Arts Hound

Creative disruption: As PIELC (the Public Interest Environmental Law Conference) wraps Eugene in a big green hug March 5-8, one of the conference panelists, writer Mary DeMocker, is “condemning” her neighborhood with an interactive public art installation. DeMocker has run a 300-foot faux liquified natural gas pipeline through the yards along the 21st avenue block between Agate and Emerald, which will be up through Sunday, March 8. “I started out just thinking it would be on my front lawn,” DeMocker says, but then neighbors warmed to the idea. “I talked to them one by one.” The installation draws attention to the local and global environmental hazards of the LNG pipeline, as well as highlighting the PIELC panel “Creative Disruption: How Ordinary People are Breaking All the Rules — and Saving Planet Earth” with DeMocker as well as Bill McKibben, Kathleen Dean Moore and Mary C. Wood 4 pm Thursday, March 5, in the EMU Ballroom on the UO campus.

Eugene restaurant The Cannery (345 E. 11th Ave) unveils a new mural by local artist Erik Roggeveen 5:30 pm Friday, March 6. The 112-square-foot mural will hang in a “heavy-duty mounting system” that protects the original piece while allowing other art to rotate in and out.

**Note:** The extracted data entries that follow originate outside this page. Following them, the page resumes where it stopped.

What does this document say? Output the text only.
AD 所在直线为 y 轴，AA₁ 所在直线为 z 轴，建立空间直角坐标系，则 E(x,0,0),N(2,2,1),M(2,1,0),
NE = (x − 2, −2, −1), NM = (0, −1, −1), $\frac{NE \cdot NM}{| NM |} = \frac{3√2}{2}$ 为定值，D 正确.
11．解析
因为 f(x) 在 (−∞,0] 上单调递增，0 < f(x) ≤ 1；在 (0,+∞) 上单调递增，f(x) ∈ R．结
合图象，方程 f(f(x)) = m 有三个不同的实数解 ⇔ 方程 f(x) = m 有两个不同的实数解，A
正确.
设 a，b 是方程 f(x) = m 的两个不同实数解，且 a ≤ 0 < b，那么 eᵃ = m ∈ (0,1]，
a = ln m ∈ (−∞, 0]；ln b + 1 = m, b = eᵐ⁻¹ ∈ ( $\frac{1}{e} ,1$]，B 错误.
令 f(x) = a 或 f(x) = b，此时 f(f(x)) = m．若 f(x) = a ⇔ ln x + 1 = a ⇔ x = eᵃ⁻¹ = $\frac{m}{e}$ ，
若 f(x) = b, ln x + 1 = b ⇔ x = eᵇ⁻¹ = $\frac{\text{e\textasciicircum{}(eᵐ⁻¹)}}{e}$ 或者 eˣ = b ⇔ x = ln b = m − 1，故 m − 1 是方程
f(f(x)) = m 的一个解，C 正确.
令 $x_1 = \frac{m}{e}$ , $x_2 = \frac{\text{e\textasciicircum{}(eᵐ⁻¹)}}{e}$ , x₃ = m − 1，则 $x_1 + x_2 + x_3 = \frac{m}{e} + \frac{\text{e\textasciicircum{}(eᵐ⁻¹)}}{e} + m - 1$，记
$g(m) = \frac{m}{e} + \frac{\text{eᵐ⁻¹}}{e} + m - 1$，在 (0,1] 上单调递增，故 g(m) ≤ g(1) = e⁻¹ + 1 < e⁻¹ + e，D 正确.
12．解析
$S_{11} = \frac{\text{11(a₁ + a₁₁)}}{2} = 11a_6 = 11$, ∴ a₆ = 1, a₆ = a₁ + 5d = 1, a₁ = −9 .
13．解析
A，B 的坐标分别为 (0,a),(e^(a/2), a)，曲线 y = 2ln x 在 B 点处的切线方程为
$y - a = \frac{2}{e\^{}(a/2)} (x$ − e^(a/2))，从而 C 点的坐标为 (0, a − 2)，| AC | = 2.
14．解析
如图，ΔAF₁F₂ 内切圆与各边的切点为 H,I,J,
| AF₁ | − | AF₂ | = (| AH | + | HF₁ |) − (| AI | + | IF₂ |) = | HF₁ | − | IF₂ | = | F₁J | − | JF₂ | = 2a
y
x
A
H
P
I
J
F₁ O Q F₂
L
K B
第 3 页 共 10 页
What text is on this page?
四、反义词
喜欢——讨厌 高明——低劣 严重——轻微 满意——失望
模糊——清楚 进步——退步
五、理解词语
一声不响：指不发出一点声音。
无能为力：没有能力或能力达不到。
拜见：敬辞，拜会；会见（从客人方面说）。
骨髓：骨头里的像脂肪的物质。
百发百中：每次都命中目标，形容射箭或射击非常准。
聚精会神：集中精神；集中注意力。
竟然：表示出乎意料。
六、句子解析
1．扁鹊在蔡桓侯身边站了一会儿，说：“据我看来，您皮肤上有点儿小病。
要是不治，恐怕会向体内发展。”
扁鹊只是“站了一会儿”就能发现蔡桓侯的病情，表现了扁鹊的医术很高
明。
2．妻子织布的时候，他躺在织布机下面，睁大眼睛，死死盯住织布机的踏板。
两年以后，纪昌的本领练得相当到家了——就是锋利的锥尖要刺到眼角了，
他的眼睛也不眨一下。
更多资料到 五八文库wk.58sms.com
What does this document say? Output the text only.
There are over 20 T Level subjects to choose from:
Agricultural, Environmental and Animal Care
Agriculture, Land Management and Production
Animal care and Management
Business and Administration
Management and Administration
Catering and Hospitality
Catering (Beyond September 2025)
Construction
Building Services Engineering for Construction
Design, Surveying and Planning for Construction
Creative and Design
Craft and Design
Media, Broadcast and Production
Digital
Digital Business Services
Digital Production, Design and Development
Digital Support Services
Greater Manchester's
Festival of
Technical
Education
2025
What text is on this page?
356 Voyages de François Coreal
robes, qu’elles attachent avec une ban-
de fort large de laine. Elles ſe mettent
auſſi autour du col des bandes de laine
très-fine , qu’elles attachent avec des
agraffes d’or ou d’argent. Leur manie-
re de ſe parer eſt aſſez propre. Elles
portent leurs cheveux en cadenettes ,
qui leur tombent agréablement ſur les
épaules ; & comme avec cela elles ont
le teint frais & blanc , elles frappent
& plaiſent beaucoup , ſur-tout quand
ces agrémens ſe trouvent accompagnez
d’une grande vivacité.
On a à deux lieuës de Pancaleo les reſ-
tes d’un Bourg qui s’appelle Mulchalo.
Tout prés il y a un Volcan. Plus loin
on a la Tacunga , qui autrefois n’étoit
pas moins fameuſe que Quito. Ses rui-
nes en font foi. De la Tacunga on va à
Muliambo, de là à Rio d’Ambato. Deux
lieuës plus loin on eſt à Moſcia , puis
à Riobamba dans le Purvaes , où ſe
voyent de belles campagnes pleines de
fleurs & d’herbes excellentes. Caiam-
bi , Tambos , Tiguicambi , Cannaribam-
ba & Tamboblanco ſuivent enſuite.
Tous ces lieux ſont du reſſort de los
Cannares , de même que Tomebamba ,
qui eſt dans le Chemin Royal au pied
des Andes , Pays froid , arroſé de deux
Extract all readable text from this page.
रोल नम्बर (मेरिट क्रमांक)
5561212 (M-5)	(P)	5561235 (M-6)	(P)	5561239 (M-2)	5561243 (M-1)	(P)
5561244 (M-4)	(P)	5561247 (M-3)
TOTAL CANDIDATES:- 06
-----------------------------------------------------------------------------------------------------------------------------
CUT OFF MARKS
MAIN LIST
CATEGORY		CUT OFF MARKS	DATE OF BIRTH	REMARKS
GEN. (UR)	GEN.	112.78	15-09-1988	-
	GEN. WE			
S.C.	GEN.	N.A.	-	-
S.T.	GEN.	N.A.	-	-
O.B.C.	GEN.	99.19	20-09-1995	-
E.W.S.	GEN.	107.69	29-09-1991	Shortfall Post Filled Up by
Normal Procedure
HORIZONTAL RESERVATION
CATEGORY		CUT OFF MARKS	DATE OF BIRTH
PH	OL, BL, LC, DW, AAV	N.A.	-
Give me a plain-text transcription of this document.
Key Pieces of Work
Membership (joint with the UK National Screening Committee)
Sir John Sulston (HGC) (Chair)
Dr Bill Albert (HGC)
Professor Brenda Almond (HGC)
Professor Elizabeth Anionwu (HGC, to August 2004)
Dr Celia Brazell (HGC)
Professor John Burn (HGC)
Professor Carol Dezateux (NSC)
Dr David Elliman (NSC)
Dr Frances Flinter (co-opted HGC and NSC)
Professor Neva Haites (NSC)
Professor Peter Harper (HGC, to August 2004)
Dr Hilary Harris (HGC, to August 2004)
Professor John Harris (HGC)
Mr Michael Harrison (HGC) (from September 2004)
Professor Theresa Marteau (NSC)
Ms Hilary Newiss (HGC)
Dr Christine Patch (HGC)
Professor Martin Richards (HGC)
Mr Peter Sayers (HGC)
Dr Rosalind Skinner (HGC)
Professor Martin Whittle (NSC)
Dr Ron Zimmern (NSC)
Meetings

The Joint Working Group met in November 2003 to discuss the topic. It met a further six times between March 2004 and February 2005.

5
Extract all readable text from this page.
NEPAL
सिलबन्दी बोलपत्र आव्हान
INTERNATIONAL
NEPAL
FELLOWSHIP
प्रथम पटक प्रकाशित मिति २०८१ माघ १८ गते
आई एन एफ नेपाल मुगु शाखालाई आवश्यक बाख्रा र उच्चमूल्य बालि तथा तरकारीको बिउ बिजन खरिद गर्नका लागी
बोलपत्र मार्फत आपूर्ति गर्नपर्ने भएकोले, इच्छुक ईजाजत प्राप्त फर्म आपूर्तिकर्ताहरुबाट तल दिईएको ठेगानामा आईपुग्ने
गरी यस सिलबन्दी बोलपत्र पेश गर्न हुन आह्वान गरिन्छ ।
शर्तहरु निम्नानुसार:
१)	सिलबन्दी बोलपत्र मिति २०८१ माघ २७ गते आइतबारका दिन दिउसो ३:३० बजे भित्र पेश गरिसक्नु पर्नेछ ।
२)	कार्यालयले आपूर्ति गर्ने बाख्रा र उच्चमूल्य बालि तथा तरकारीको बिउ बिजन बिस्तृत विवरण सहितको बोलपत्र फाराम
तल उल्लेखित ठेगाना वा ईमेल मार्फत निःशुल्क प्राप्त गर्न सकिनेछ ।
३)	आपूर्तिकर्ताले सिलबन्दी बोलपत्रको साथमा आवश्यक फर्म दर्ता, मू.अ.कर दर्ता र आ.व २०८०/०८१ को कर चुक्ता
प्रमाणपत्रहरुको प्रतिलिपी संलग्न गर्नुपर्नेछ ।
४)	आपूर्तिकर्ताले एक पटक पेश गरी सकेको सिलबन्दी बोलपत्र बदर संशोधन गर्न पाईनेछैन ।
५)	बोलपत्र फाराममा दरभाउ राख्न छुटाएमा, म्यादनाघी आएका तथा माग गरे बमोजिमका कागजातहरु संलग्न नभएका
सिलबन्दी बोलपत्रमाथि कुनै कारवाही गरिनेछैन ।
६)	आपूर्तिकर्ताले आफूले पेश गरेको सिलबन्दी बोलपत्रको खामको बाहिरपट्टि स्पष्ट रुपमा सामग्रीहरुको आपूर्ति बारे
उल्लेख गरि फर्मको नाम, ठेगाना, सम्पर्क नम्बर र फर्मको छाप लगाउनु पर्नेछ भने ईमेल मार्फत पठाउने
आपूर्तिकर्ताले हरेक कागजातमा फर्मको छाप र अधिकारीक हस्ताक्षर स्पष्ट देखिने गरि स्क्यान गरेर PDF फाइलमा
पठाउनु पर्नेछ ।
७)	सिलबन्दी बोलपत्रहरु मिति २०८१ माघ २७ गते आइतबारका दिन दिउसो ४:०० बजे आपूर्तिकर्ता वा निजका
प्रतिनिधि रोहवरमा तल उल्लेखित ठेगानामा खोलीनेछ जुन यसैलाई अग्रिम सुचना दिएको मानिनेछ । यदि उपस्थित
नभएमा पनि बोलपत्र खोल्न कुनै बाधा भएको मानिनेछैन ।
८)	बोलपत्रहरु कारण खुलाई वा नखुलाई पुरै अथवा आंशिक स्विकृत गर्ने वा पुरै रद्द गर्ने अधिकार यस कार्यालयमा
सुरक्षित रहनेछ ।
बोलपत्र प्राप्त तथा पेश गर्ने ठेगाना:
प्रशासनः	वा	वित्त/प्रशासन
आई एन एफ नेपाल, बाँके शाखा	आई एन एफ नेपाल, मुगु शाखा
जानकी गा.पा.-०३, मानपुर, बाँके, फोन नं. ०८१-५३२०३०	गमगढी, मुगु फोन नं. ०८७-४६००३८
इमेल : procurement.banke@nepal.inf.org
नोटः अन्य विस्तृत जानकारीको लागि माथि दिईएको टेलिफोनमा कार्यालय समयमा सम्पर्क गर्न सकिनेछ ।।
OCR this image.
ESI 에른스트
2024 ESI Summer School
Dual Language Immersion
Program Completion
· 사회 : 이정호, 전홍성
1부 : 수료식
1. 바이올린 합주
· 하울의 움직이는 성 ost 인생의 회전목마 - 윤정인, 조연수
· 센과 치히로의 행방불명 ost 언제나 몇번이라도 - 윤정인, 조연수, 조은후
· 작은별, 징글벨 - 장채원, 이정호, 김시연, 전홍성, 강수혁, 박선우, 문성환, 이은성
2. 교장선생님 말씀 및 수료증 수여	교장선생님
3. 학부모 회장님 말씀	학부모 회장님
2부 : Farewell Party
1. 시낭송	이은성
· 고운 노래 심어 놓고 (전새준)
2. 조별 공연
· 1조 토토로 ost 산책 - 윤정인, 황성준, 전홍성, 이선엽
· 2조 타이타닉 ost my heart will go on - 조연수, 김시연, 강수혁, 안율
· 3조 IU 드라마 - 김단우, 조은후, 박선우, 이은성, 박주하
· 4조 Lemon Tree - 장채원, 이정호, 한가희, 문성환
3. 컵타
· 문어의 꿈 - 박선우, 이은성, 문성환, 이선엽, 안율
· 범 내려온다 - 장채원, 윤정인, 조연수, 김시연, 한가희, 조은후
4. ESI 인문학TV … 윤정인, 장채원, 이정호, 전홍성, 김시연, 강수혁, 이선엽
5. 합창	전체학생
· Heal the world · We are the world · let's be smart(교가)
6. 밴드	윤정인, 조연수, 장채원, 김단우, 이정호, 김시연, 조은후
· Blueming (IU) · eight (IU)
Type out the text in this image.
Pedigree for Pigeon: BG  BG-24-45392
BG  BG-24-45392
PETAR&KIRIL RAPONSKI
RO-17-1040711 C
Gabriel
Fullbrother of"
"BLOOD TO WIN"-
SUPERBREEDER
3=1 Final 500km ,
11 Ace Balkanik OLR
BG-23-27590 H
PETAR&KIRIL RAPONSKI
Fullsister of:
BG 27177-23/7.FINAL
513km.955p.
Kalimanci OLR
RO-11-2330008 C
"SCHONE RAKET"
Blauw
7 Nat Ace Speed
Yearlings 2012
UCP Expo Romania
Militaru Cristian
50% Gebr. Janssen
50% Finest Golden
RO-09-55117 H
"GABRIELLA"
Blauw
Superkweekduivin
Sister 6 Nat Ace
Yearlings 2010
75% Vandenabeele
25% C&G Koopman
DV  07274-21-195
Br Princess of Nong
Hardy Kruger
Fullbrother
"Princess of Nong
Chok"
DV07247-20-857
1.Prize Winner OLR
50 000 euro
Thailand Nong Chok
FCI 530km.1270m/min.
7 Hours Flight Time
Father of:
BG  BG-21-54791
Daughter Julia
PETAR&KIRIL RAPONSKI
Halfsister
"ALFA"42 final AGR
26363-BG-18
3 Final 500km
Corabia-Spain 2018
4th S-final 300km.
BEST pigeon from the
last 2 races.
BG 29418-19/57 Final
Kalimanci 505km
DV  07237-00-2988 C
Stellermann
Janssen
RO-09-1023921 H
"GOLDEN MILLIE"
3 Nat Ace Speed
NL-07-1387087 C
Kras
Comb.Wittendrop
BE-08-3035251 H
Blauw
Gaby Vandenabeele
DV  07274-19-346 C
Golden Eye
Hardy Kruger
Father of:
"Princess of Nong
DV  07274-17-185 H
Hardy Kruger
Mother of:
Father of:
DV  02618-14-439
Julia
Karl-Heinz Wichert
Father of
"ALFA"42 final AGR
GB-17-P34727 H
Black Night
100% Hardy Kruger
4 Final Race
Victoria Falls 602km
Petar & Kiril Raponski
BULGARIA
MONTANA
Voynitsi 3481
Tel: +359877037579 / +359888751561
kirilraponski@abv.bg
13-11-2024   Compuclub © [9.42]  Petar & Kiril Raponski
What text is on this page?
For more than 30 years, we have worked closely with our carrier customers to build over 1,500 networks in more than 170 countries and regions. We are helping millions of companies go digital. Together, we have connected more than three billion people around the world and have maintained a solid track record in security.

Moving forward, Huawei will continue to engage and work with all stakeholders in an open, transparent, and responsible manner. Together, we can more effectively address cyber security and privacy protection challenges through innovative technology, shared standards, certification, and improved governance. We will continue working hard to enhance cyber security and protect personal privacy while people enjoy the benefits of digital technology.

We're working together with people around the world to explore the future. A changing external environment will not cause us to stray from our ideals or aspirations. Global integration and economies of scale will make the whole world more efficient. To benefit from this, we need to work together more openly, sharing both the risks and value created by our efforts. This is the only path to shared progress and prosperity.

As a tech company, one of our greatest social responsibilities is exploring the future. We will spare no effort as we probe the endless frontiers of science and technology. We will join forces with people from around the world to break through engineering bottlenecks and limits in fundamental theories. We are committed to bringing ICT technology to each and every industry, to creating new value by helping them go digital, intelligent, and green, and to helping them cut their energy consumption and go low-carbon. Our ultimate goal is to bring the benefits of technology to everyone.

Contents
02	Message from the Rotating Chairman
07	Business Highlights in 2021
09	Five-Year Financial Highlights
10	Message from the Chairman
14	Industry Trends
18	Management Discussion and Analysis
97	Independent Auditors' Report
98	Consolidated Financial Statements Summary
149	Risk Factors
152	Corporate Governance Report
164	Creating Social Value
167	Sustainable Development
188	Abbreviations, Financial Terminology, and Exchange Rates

The March First Friday ArtWalk is a collaboration between Lane Arts Council and the Eugene Opera, which presents Stephen Sondheim’s Sweeney Todd: The Demon Barber of Fleet Street March 13 and 15 at the Hult, as well as members of the Downtown Eugene Merchants group who “will have tonsorial, meat pie and related offerings to help turn Willamette St. into Sweeney Todd’s Fleet Street for the evening.” The ArtWalk kicks off at The New Zone Gallery for the non-juried Zone 4 All show at 5:30 pm.

Mall madness: The monthly LGBTQ mixer Made in the USA goes big this month, expanding from its usual digs at The Barn Light to the Broadway Commerce Center atrium 6 to 9:30 pm Friday, March 6. The state theme is Minnesota, so event organizer John O’Malley will recreate a “Mall of America” in the atrium with vendors including Heritage Dry Goods, Oak Street Vintage, Funagain Games, Will Leather Goods and House of Records.